BUS drivers are urging the state government to intervene in the Metro dispute, with the union warning that it could otherwise drag on for months.
Yesterday the state government said it was not directly involved but urged the parties to talk.
Rail, Tram and Bus Union Tasmanian branch secretary Sam Simonetis said she had expected the case to be referred to the Fair Work Commission last week, and was surprised when Metro management did not take that step.
A Metro spokesman said the company was assessing its legal options and should comment tomorrow.
He said Metro managing director Heather Haselgrove wanted to continue negotiating with the union.
Metro is a government business enterprise.
The company has six directors who were paid $148,784 in 2011-12 - a 22 per cent increase on the previous year.

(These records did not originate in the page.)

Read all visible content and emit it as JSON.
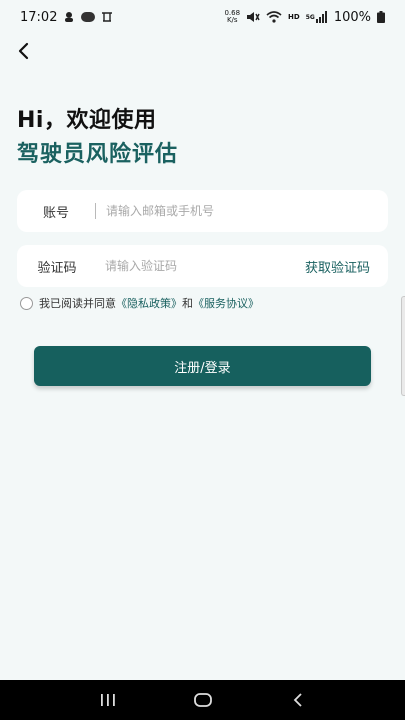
{
  "status_bar": {
    "time": "17:02",
    "net_speed_value": "0.68",
    "net_speed_unit": "K/s",
    "network_type": "HD",
    "signal_gen": "5G",
    "battery": "100%"
  },
  "header": {
    "greeting": "Hi，欢迎使用",
    "subtitle": "驾驶员风险评估"
  },
  "form": {
    "account_label": "账号",
    "account_placeholder": "请输入邮箱或手机号",
    "code_label": "验证码",
    "code_placeholder": "请输入验证码",
    "get_code_label": "获取验证码"
  },
  "agreement": {
    "prefix": "我已阅读并同意",
    "privacy_link": "《隐私政策》",
    "and": "和",
    "service_link": "《服务协议》"
  },
  "login_button_label": "注册/登录",
  "colors": {
    "accent": "#1a6160",
    "button": "#16605e",
    "background": "#f3f8f8"
  }
}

They were also paid $87,671 (including salary sacrifice) in superannuation.
The business lost $421,000 (before tax) in 2011-2012.
Metro has offered drivers a 2 per cent pay rise each year for three years, plus a faster pathway to the top pay rate.
Drivers want a 3 per cent pay rise and have already walked off the job twice in the past fortnight.
The buses will also stop this week, with drivers having stop-work meetings on Tuesday between 6pm and 8pm, Thursday between 1pm and 2pm and Friday from 8pm to 10pm.
This means buses in Hobart and Launceston will not run on Tuesday between about 4pm and 9pm.
Burnie will not be affected.
Drivers will also not work overtime on Friday and Saturday.
Mrs Simonetis, who is a bus driver, urged the state government to tell Metro management to take the matter to the Fair Work Commission.
She said industrial action would stop immediately and both sides would have to abide by the commission's decision.
Mrs Simonetis said the commission was created by the Labor federal government, so the Labor-Greens state government should use it.